Cocoa has been grown in Ghana at least since the 1870s. The first documented evidence is that of the Basel Missionaries from Switzerland who began experimenting with the crop.

There is also evidence that Ghanaians began experimenting with the crop at the same time.

(Copyright, Basel Mission Archives circa 1890, Switzerland.)
Native Ghanaian Women Carrying Cocoa to the Coast
We also know that Tetteh Quarshie, a Ghanaian goldsmith or blacksmith, brought cocoa seeds from Spanish-controlled Fernando Po to continue further experimentation in cocoa growing during the later part of the 19th century. He encouraged other Ghanaians to grow the crop.

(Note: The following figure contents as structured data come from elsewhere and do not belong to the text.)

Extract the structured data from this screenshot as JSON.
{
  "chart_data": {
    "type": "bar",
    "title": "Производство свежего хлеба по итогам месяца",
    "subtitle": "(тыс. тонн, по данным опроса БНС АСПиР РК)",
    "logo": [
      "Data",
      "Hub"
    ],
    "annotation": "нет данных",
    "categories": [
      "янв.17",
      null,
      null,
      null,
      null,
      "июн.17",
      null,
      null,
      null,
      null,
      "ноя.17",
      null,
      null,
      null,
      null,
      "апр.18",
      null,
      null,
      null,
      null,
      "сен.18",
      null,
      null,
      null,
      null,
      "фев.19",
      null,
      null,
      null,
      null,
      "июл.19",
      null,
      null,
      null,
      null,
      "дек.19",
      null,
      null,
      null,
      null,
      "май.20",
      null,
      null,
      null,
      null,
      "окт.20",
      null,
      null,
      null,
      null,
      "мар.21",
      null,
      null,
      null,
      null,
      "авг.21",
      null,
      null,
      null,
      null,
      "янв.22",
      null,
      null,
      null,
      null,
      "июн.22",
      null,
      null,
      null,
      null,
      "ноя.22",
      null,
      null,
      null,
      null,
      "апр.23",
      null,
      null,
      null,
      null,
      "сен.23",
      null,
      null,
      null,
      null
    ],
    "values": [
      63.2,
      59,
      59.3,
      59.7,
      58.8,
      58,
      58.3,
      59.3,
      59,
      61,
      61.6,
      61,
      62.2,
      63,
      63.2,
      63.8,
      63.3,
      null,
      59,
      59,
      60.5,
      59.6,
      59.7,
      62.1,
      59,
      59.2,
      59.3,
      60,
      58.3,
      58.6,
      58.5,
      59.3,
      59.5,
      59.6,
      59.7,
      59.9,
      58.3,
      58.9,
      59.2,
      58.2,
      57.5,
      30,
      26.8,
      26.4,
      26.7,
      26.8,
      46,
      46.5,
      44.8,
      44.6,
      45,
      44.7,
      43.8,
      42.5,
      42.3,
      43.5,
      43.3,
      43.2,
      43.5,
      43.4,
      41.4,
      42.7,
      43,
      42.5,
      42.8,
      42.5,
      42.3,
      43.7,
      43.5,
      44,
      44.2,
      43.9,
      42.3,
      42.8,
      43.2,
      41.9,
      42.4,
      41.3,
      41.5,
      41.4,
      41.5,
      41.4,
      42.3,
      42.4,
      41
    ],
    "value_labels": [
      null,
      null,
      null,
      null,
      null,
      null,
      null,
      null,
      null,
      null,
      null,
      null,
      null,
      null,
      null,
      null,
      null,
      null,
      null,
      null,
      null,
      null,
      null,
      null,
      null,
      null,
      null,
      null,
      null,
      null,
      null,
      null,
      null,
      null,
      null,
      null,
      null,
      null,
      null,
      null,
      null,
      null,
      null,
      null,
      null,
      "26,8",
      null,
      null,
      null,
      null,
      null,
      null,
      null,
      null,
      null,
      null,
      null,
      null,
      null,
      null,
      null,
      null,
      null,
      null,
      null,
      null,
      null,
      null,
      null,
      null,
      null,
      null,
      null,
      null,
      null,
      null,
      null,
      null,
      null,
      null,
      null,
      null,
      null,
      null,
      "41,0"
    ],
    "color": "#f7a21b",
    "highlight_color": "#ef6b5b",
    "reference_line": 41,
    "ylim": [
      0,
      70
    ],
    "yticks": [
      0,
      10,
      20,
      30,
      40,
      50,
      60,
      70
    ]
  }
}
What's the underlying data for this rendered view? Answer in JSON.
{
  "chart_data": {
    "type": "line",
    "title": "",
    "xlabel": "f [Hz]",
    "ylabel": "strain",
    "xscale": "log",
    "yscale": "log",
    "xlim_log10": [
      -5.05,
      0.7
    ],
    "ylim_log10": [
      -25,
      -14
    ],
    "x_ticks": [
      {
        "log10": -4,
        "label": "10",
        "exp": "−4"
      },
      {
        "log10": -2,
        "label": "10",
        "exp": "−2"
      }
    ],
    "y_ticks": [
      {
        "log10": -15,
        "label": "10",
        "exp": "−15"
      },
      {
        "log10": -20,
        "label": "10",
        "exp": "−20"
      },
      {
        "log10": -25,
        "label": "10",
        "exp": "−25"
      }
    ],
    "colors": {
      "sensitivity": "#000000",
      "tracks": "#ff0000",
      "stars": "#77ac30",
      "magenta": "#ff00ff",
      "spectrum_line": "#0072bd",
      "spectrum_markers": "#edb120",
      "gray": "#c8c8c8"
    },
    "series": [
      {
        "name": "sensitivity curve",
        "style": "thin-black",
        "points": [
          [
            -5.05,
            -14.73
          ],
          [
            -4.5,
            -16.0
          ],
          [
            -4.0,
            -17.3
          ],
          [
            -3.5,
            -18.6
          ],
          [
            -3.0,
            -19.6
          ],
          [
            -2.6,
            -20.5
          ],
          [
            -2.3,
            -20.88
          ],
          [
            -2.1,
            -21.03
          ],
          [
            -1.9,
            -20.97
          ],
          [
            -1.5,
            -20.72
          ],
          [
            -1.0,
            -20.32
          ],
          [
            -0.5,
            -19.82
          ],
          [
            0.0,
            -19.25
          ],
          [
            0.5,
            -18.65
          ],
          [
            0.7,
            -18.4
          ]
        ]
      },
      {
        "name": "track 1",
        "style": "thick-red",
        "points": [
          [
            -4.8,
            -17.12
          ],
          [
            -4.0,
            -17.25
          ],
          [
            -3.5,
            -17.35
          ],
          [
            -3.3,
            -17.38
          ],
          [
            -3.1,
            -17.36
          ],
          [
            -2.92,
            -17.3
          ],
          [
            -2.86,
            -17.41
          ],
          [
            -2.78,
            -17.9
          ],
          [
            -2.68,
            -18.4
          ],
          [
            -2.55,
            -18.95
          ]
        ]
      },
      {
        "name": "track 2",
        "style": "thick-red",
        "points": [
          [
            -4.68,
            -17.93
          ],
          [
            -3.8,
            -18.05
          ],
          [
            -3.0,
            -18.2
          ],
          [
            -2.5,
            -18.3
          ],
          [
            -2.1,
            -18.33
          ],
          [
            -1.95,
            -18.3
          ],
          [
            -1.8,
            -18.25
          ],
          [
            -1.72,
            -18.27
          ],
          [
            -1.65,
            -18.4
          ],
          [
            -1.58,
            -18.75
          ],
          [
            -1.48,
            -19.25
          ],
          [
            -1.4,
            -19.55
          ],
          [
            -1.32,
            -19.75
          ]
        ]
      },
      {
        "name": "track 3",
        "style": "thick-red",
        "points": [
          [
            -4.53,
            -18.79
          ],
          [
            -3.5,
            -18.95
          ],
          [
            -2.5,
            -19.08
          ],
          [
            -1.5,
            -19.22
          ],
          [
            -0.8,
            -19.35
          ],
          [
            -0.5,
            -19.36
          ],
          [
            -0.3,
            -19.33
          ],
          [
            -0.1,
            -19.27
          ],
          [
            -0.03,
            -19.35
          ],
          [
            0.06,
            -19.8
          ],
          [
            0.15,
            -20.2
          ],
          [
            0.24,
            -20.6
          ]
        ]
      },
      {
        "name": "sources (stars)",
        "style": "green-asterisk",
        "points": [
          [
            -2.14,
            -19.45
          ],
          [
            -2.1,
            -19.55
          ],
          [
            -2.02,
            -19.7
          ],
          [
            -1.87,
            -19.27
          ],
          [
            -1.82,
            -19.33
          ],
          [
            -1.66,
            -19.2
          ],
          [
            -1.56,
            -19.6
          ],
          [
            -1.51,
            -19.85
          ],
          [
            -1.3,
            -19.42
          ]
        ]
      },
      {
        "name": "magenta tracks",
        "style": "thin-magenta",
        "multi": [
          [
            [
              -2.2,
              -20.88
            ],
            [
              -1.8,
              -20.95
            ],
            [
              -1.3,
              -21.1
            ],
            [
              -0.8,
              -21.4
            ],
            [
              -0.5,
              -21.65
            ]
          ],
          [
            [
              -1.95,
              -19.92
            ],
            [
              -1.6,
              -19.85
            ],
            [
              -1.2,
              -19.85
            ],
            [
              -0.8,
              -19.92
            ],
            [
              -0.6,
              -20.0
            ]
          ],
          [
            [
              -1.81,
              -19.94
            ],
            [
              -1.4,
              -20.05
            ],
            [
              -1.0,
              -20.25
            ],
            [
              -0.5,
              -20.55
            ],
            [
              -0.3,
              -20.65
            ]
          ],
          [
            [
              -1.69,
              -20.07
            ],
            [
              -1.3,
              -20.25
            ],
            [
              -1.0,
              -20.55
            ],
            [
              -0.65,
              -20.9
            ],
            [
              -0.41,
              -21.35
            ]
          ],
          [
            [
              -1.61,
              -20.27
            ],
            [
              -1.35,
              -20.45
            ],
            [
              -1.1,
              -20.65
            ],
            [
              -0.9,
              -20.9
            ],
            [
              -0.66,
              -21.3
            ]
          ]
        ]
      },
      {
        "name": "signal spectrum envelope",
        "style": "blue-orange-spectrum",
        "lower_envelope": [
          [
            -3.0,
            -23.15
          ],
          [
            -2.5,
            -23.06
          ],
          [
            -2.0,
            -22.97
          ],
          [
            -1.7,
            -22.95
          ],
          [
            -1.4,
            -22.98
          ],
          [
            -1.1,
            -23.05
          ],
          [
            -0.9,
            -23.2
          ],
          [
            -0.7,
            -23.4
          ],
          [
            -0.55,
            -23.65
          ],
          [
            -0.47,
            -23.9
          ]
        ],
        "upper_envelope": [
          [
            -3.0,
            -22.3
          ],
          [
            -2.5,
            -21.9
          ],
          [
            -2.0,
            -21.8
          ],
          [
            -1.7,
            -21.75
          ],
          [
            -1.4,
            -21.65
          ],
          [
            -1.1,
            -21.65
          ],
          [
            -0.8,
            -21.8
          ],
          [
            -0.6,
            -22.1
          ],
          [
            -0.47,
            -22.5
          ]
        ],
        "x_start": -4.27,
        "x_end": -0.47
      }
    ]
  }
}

(Copyright, Basel Mission Archives circa 1910, Switzerland.) Basel Mission Trading Company Trucks Hauling Cocoa

British government officials also experimented with cocoa in Ghana. No one, however, proved as successful at growing this imported crop as the indigenous Ghanaians. They understood much better than Europeans how to farm in tropical rain forests. Europeans often insisted on using techniques better suited to their home countries --the result was failure.

(Copyright, Basel Mission Archives circa 1930s, Switzerland.)
Cocoa Assembled for Shipment to Market
Many Ghanaians made fortunes in cocoa in the early decades of this century.
To this day, cocoa is produced primarily by independent local farmers with small to moderate-sized holdings, not on the large plantations used in many parts of the world.